En cette fin 1967, ses études de médecine terminée, Paul part soigner les lépreux durant l’année sabbatique qu’il s’octroie. Engagé à Paris par le père Sylvain, il part rejoindre la mission au Brésil en descendant le fleuve Guaporé.
C’est par ces eaux au 17e siècle que les portugais faisaient transiter l’or trouvé en forêt. Sur ces rives il découvre ports et fortins en ruine qui avaient été construit pour sécuriser les convois du précieux métal. Ces pierres taillées sont autant de repères du grand jeu de piste que Paul s’est fixé.

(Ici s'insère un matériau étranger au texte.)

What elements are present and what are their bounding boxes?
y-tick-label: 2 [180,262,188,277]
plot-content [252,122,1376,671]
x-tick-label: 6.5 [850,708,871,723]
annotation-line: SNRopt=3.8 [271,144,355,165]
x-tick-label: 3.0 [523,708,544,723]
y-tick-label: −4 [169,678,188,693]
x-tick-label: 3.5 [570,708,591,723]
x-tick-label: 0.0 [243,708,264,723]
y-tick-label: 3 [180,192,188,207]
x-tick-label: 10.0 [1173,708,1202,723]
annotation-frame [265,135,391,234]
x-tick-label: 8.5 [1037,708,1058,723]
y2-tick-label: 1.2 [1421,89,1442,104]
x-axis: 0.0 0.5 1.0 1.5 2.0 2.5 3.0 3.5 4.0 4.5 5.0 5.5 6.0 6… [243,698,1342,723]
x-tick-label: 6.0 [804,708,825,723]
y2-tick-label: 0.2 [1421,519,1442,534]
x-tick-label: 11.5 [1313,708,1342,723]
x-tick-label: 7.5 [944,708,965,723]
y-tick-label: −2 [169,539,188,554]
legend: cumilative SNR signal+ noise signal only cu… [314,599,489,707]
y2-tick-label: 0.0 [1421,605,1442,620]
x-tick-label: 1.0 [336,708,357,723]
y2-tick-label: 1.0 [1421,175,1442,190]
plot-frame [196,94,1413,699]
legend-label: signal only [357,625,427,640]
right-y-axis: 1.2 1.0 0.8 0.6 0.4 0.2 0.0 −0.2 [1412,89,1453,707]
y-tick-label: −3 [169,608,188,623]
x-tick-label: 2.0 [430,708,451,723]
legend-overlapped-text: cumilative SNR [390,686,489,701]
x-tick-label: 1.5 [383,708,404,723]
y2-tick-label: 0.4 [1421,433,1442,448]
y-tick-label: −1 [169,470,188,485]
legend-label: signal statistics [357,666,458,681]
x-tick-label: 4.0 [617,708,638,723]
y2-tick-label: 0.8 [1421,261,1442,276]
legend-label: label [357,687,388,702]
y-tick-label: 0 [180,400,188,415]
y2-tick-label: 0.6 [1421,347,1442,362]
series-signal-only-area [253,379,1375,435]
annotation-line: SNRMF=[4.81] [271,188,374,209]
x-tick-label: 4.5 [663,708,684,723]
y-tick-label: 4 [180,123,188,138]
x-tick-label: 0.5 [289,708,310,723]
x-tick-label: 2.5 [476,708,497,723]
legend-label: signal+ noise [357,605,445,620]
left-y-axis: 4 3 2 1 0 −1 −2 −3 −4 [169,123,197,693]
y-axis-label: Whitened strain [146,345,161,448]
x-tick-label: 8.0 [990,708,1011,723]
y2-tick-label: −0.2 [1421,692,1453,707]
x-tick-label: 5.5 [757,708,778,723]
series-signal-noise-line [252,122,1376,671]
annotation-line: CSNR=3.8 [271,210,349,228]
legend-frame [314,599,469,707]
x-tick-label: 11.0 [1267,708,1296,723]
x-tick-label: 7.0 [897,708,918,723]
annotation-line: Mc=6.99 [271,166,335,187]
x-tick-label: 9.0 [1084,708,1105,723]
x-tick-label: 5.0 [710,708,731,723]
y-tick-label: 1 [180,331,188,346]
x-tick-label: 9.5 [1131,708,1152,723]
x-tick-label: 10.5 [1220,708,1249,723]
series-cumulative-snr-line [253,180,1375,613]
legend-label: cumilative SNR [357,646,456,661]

Cependant parti en période d’étiage, sa pirogue va s’égarer dans ce labyrinthe fait d’arbres et de marécages. Il se croit dès lors perdu à tout jamais.
Arrivant à point nommé, les grandes pluies de l’hiver apportent le courant salvateur. Cette forêt enchanteresse n’aura pas eu le temps de l’avaler tout à fait. Au cours de son périple dans ce milieux hostile il fera des rencontres extraordinaires.
En survivant dans cet autre monde, il finit par être séduit par la beauté des lieux et la gentillesse des gens qu’il côtoie. Plus surprenant encore, il fait cette rencontre improbable d’où naîtra l’intrigue qui changera le cours de sa vie.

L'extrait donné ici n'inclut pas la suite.